Idolâtrie de la croissance

La Croissance ou la légendaire Corne d'Abondance

La Croissance ou la légendaire Corne d’Abondance ?

 

La Croissance, notez la majuscule, est devenue une idole. Peuples et rois ne jurent que par elle. Pas un jour sans que son nom ne soit prononcé comme la solution de tous nos problèmes. Mais malheureusement, la Croissance n’est pas toujours là où on l’attend, aussi généreuse qu’on l’espère et semble trop souvent propices à d’autres peuples. Alors, on la conspue, on la méprise, on la nie et on lui dresse comme rivales de nouvelles idoles.

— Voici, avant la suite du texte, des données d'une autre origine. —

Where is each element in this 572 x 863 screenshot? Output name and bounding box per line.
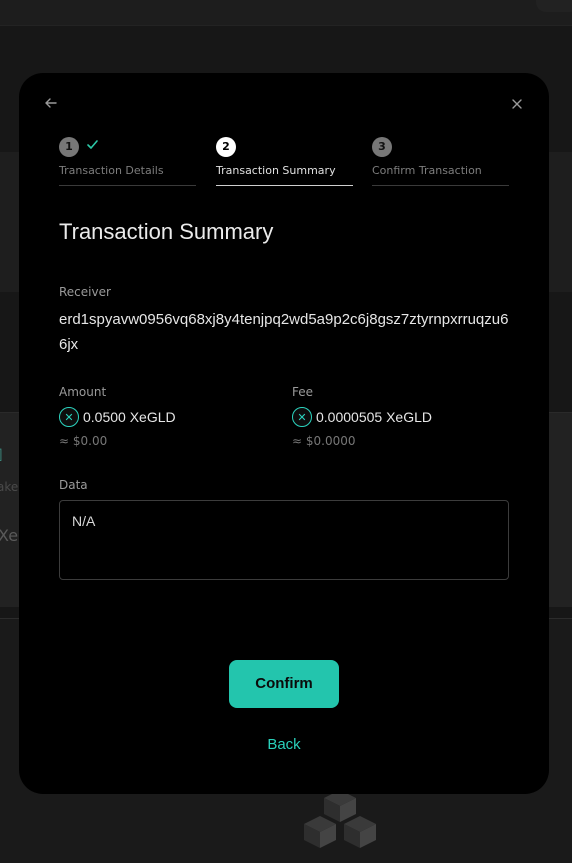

Car gare aux dieux qui oublient les Hommes car les Hommes les oublient. En lui octroyant sa victoire au Pont Milvius, le Christ n’a-t-il pas incité Constantin et l’Empire après lui à abandonner Jupiter, Mars et tout l’Olympe ? Cet exemple, dénué de prosélytisme mais non d’historicité, autorise à se demander s’il en est des dieux comme des idées ou plus généralement des paradigmes.

Car s’il est peu probable qu’Aphrodite existe, il faut espérer que la Beauté et l’Amour existent. A l’inverse, les guerres éclatent et éclateront que Mars ou Arès existe ou non. Mais ces idoles ont été oubliées parce que les Hommes ne savaient plus ce que signifiaient ces dieux, les histoires archétypales qu’ils vivaient et ce qu’ils nous disaient des Hommes. Il a manqué à ces dieux une « théologie » qui ne faisait pas défaut au christianisme.

Pour en finir avec cette métaphore religieuse, la Croissance n’est-elle qu’une idole, un slogan d’usage commode quand le politique doit dans les 90 s capter l’attention de l’électeur qui ensuite passe à autre chose ?

C’est le problème des termes trop communs voire banalisés : tout le monde croit savoir, bien évidemment ce qu’ils signifient, et tirent des conclusions qui ont quelques difficultés à être pertinentes compte tenu du point de départ erroné.

Un sondage d’il y a quelques années – dont nous avons malheureusement perdu la référence – montrait qu’une large majorité des sondés croyait que la croissance était celle du pouvoir d’achat. Dans ce cas, l’évocation du terme Croissance sonne un peu comme « Du pain et des jeux ! » car qui refuserait un pouvoir d’achat supérieur, quitte à ne pas l’utiliser ?

Nous entamons donc ici une réflexion sur la Croissance pour tenter d’y discerner sa signification, ses potentialités et ses incapacités. Et pour ce faire, il faudra bien repartir de sa définition. Les économistes chevronnés riront peut-être de ce rappel aux évidences mais d’une part, reprendre un problème à son point de départ n’est jamais totalement inutile, d’autre part, il y a moins d’économistes chevronnés qu’on ne le croit, surtout dans un pays qui lors d’un championnat de football compte 60 millions de sélectionneurs – bébés compris – ou qui lors de l’élection d’un Pape se découvre 60 millions de théologiens.